Métro, boulot, barreaux, par Farewell. 

LMB : ... moi, j'aurais jamais accepté ! On m'aurait proposé un million de dollars, j'aurais dit : non, je mange pas de ce pain-là (rires).

RUINE : Mais ouais : tu manges pas de ce pain-là ! Ou alors, tu manges de ce pain-là mais t'en fais autre chose. Comme Basquiat qui disait : " Vous comprenez, je me retrouve avec les poches pleines de billets de cent dollars, donc je vais en filer aux clochards dans la rue, ça les empêchera pas de continuer à me cracher dessus... "

LMB : Voilà comment le collectif anglais (de Newcastle) Prefab 77 présente, lui, son boulot :  " Notre travail est sombre, drôle, beau, à mi-chemin entre le fantastique et la critique sociale, institutions en déclin et avenir naissant..." Un commentaire ? 

 
                Prefab 77 (Newcastle, 2010).


RUINE : Bof. Le fantastique, je m'en fous complètement. Je m'en tiens à la critique sociale, rien qu'à elle. Je préfère marquer en gros : Un flic, une balle ! au fatcap plutôt que de m'intéresser au fantastique ou à ce genre de truc. L'idée n'est pas d'éloigner les gens de la réalité et de leur raconter que la vie est belle. La vie est pourrie. Ce monde est pourri. Et il faudrait peut-être faire quelque chose pour qu'il change. C'est ça, l'idée.

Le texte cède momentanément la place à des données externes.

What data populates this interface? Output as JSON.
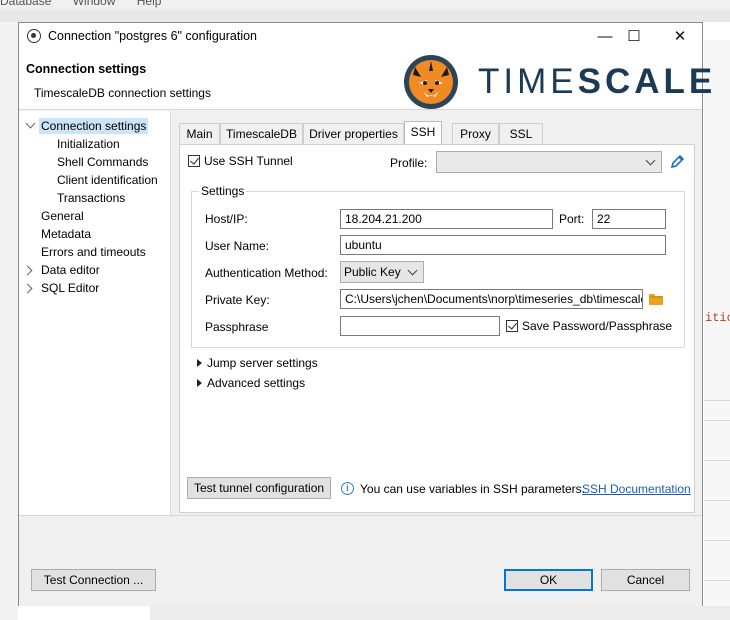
{
  "background": {
    "menu": [
      "Database",
      "Window",
      "Help"
    ],
    "side_text_right": "itio"
  },
  "window": {
    "title": "Connection \"postgres 6\" configuration",
    "controls": [
      "minimize",
      "maximize",
      "close"
    ]
  },
  "header": {
    "title": "Connection settings",
    "subtitle": "TimescaleDB connection settings",
    "brand_light": "TIME",
    "brand_bold": "SCALE"
  },
  "tree": {
    "items": [
      {
        "label": "Connection settings",
        "selected": true,
        "expanded": true
      },
      {
        "label": "Initialization"
      },
      {
        "label": "Shell Commands"
      },
      {
        "label": "Client identification"
      },
      {
        "label": "Transactions"
      },
      {
        "label": "General"
      },
      {
        "label": "Metadata"
      },
      {
        "label": "Errors and timeouts"
      },
      {
        "label": "Data editor",
        "collapsed": true
      },
      {
        "label": "SQL Editor",
        "collapsed": true
      }
    ]
  },
  "tabs": [
    "Main",
    "TimescaleDB",
    "Driver properties",
    "SSH",
    "Proxy",
    "SSL"
  ],
  "active_tab": "SSH",
  "ssh": {
    "use_tunnel_label": "Use SSH Tunnel",
    "use_tunnel_checked": true,
    "profile_label": "Profile:",
    "profile_value": "",
    "settings_title": "Settings",
    "host_label": "Host/IP:",
    "host_value": "18.204.21.200",
    "port_label": "Port:",
    "port_value": "22",
    "user_label": "User Name:",
    "user_value": "ubuntu",
    "auth_label": "Authentication Method:",
    "auth_value": "Public Key",
    "key_label": "Private Key:",
    "key_value": "C:\\Users\\jchen\\Documents\\norp\\timeseries_db\\timescale",
    "pass_label": "Passphrase",
    "pass_value": "",
    "save_pass_label": "Save Password/Passphrase",
    "save_pass_checked": true,
    "jump_label": "Jump server settings",
    "advanced_label": "Advanced settings",
    "test_tunnel_label": "Test tunnel configuration",
    "info_text": "You can use variables in SSH parameters.",
    "doc_link": "SSH Documentation"
  },
  "footer": {
    "test_connection": "Test Connection ...",
    "ok": "OK",
    "cancel": "Cancel"
  },
  "colors": {
    "accent": "#0078d7",
    "selection": "#cce4f7",
    "link": "#1a5fb4",
    "folder": "#e8a21c",
    "brand": "#1b3a55"
  }
}
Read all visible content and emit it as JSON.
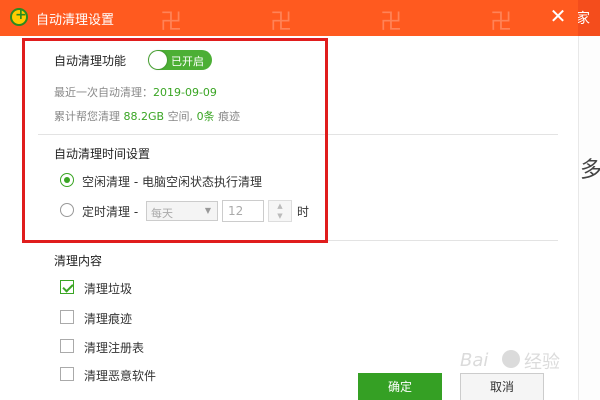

LMB : Pour terminer, justement, toujours sur ce rapport à l'art : on est dans une période... assez sombre, disons, sans beaucoup de perspectives en termes de rapport de force. Du coup, certains s'interrogent plus que jamais, ne serait-ce que pour tenir, sans même parler de faire face, sur la pratique artistique et sa nécessité éventuelle, comme recours. Comment te positionnes-tu par rapport à ça : l'idée de l'art comme dernier réduit possible en attendant des jours meilleurs ?

RUINE : Je pense que l'art est resté tellement éloigné du peuple pendant des décennies que le peuple n'en a plus rien à foutre de lui.  L'art contemporain, concrètement, ça coûte cher, et ça n'est pas compatible avec la vie quotidienne. Quand je parle avec des potes de mes activités, souvent leur réaction spontanée c'est "Ah ouais, tu fais de la peinture, t'es artissss... ?" Je réponds que non, je suis pas artiste, je fais de la peinture, et que je suis pas musicien, non plus, je fais de la musique. De toute façon, comme le disait si bien Hafed (Benotman) dans sa dernière interview à Chéri-bibi, un écrivain qui n'est pas publié reste malgré tout un écrivain. Il y a toujours, à un moment donné, cet espèce de décalage qui s'impose, du fait de toutes les trahisons et mesquineries diverses qu'ont pu commettre les artistes. Même ceux issus de la classe ouvrière, d'ailleurs...

LMB : ... oui, parce que les autres, eux, ne trahissent pas : ils ont jamais changé !

RUINE : C'est sûr... moi, ce que j'aimerais, en tout cas, un vrai projet, c'est ce truc qu'imagine je sais plus quel auteur (Fajardie, je crois, dans La nuit des Chats bottés) : des gars qui vont à Beaubourg et puis dans d'autres musées, qui y prennent des oeuvres, ouvrent un squat et les collent toutes là - sur leurs murs - de façon que tu puisses plus les en arracher sans les détruire, en créant un musée gratuit où les gens pourraient venir les admirer. Voilà ce que j'aimerais faire.

LMB : La dernière expo que tu viens de mettre en place (note du MB : elle a pris fin le 14 mars dernier) chez Fatalitas, et qui s'appelle Putain de zone, référence à une chanson de l'album de 1979 de La Souris Déglinguée, concerne plus des pièces séparées, sur des supports mixtes. Tu peux nous en parler vite fait ?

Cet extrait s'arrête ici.